For many years, the NAB has flatly refused to support performance rights' legislation, but for the first time, the broadcasters have engaged in talks with the entertainment industry at the behest of lawmakers calling on the groups to reach a compromise.

"The broadcasters have never been willing before to even talk to us," said Hal Ponder, director of government relations at the American Federation of Musicians. "Things are changing and we think we have good momentum."


House Judiciary Chairman John Conyers "has a very personal passion in seeing performance rights passed this session," said Benjamin Staub, a Judiciary Committee staffer. Conyers is the lead sponsor of the House legislation.

But chances for enactment during the 111th Congress remain slim.

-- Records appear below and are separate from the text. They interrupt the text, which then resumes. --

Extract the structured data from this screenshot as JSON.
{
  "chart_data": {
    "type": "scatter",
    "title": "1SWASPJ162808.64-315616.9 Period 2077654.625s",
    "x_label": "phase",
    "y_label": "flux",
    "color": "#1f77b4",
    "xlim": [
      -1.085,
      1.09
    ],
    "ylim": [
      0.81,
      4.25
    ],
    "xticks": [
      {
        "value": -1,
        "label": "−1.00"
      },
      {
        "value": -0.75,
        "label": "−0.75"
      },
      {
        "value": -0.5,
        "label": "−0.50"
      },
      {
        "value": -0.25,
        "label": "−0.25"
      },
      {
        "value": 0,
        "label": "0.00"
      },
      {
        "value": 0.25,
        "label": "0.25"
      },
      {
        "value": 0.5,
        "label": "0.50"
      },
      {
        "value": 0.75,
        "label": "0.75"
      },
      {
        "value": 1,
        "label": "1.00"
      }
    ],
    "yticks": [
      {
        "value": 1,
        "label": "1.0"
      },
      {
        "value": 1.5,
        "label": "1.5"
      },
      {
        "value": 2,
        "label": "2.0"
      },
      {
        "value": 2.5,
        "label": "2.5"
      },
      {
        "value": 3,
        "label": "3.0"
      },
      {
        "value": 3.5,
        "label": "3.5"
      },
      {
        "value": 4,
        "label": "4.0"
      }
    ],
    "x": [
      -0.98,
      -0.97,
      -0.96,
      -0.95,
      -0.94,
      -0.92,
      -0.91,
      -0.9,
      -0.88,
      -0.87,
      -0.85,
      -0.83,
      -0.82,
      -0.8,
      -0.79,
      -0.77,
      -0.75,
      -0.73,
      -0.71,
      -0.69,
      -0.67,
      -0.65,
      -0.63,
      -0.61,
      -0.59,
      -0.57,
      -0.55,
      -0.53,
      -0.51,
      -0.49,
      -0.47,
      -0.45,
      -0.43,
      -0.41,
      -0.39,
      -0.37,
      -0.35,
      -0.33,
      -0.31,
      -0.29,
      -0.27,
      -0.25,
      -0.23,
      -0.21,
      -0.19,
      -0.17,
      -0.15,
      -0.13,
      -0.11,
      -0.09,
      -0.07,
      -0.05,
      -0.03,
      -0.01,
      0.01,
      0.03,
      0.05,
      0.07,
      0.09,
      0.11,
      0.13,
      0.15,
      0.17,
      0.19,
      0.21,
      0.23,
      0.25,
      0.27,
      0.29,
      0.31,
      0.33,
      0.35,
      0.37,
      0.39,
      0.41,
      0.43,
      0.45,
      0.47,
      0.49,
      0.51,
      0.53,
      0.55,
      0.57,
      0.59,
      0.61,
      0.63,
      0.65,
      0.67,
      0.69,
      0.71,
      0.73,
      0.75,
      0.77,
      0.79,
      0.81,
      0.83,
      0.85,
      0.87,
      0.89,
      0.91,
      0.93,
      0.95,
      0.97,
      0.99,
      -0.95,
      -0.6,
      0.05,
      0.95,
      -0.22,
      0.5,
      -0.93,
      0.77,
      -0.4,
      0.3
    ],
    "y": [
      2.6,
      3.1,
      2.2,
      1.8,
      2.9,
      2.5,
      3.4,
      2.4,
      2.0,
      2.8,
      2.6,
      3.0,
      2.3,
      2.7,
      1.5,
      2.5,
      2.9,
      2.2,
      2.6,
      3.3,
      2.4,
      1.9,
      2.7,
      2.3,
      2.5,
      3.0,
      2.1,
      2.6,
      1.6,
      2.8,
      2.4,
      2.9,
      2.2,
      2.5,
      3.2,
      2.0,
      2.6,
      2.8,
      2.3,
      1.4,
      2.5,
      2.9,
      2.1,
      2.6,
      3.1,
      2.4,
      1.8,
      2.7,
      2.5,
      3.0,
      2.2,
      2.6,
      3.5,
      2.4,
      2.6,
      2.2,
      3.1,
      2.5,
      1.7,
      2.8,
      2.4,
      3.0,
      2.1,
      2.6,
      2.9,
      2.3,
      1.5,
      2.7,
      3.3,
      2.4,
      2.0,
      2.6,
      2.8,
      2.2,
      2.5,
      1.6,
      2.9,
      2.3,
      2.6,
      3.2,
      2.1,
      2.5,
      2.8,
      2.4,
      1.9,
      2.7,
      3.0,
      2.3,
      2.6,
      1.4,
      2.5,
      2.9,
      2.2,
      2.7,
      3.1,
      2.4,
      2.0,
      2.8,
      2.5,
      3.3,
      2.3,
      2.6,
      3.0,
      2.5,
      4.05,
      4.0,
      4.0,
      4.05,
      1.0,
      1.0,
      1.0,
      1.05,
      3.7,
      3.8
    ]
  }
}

In exchange for their support for the bill, the NAB has asked for the inclusion of a controversial provision that would require all mobile devices in the United States to include FM radio chips. The wireless industry group CTIA and some technology groups have come out in fierce opposition to that proposal.

"It is simply wrong for two entrenched industries to resolve their differences by agreeing to burden a third industry - which has no relationship to or other interest in the performance royalty dispute -- with a costly, ill-considered, and unnecessary new mandate," according to a letter sent to Conyers and Senate Judiciary Chairman Patrick Leahy in August from CTIA, the Consumer Electronics Association and other groups.


Until there is resolution over the FM radio chip issue, and a few other matters, there is no agreement, said NAB spokesman Dennis Wharton, who added that broadcasters are continuing to work toward a solution.

When asked if he believes NAB has been making a genuine effort to negotiate with the music industry, Staub said, "I think the broadcasters have been earnest in their attempts to move forward. We are still waiting for the product of those negotiations."